Una lezione tra letteratura, arte e vita quotidiana, dunque. Un’inedita, sorprendente scelta di vita, che ribalta gli apparenti ossimori: “Pure il rovo ebbe le sue piegature/ di dolcezza, anche il pruno il suo candore”, scriveva Lucio Piccolo, l’elegante malinconico poeta cugino di Giuseppe Tomasi di Lampedusa. Imparare a guardare oltre la banalità delle apparenze. E sapere che anche nei momenti peggiori c’è la speranza d’un cambiamento: la “dolcezza del rovo”, appunto.
L’educazione sentimentale, sessuale e affettiva che si chiede alle scuole di fare è proprio questa, tutt’altro che uno schematico manuale sui generi. Ma è anche e soprattutto la lettura ragionata dei classici e dell’attualità (le ragioni del cuore, lo scandaglio persino nei recessi del “cuore di tenebra”). La formazione culturale. E civile. L’insistenza sulle parole che indicano qualità delle relazioni: la gentilezza, per esempio, l’ascolto, la delicatezza, l’attitudine a “farsi carico”, la capacità di riconoscere “lo sguardo dell’altro” e dunque di riconoscervisi. L’abitudine a usare, nelle storie d’amore, il “noi”, invece che l’ossessione egocentrica dell’ “io”.
Stare dunque alla larga dal mito infelice e luttuoso di Narciso (oggi purtroppo tanto di moda, soprattutto tra gli uomini, specie se potenti). E riflettere invece su quello di Ulisse, persona capace comunque d’amore, per la conoscenza, per una donna. E di Penelope. E delle altre donne preziose che hanno dato segno e senso alla nostra vita. La mia nonna paziente maestra, per fare solo un esempio.
Eccola, l’educazione al linguaggio dei sentimenti. E alla stessa capacità di fare i conti con le proprie emozioni, a capirle, elaborarle, rinnovarle, mantenerle vive. Evitare l’ebbrezza del successo e accettare, come in ogni storia umana, pure la pesantezza della sconfitta e la notte della solitudine. Andare “oltre la fragilità” e prendere esempio dall’arte giapponese del kintsugi, riparare con un filo d’oro le cose preziose, e ridare loro vita. E cercare di ritrovare sincronie, nella nostra vita, nei rapporti d’amore, d’amicizia e d’affetto. Con pazienza e perseveranza. L’amore è impeto e passione, certo. Ma anche accurato lavorio dei sentimenti e dei legami.

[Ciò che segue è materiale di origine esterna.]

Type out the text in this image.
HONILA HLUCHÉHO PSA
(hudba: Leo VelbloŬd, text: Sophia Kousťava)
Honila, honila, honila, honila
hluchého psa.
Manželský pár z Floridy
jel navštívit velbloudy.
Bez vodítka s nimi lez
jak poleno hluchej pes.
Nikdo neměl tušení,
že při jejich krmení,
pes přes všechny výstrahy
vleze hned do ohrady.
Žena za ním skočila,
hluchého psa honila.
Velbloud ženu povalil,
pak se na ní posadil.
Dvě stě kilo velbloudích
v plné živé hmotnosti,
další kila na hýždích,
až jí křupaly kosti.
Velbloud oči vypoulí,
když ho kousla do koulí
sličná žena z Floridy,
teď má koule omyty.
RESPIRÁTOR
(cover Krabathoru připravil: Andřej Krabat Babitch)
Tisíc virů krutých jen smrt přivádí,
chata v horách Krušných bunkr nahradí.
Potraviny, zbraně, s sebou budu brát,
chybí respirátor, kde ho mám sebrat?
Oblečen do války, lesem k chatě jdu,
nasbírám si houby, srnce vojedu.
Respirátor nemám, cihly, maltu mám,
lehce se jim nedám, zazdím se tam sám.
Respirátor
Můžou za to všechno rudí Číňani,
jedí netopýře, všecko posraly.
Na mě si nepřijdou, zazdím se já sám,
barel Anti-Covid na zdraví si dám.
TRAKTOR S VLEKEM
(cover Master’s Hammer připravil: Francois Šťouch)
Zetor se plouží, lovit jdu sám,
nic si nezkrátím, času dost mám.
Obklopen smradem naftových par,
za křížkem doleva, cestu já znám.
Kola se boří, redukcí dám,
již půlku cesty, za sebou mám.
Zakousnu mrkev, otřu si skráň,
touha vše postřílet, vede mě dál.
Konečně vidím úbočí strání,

La vita, pure quella amorosa, è senso del limite. Della caduta. Della ripresa. “Le discese ardite/ e le risalite”, cantava un poeta musicale amoroso come Lucio Battisti.
Sta qui, in questa complessa ricchezza di valori, il “lessico famigliare” che ci tocca costruire e rafforzare, per fare fronte, con lungimiranza, anche alla violenza contro le donne. Per fare capire profondamente il senso di un amore fatto non di dominio, prevaricazione, manipolazione, violenza, potere. Ma di attenzione e rispetto.
La buona educazione. In famiglia, fin dai tempi dell’infanzia. A scuola. Negli ambienti di lavoro. Nel corpo sociale.
È questo, appunto, il “linguaggio del rispetto” di cui parla il presidente della Repubblica Mattarella. È proprio ciò che tocca costruire e rafforzare ad ognuno di noi, ognuno di noi uomini innanzitutto, proprio come dovere e responsabilità, sociale, culturale e civile.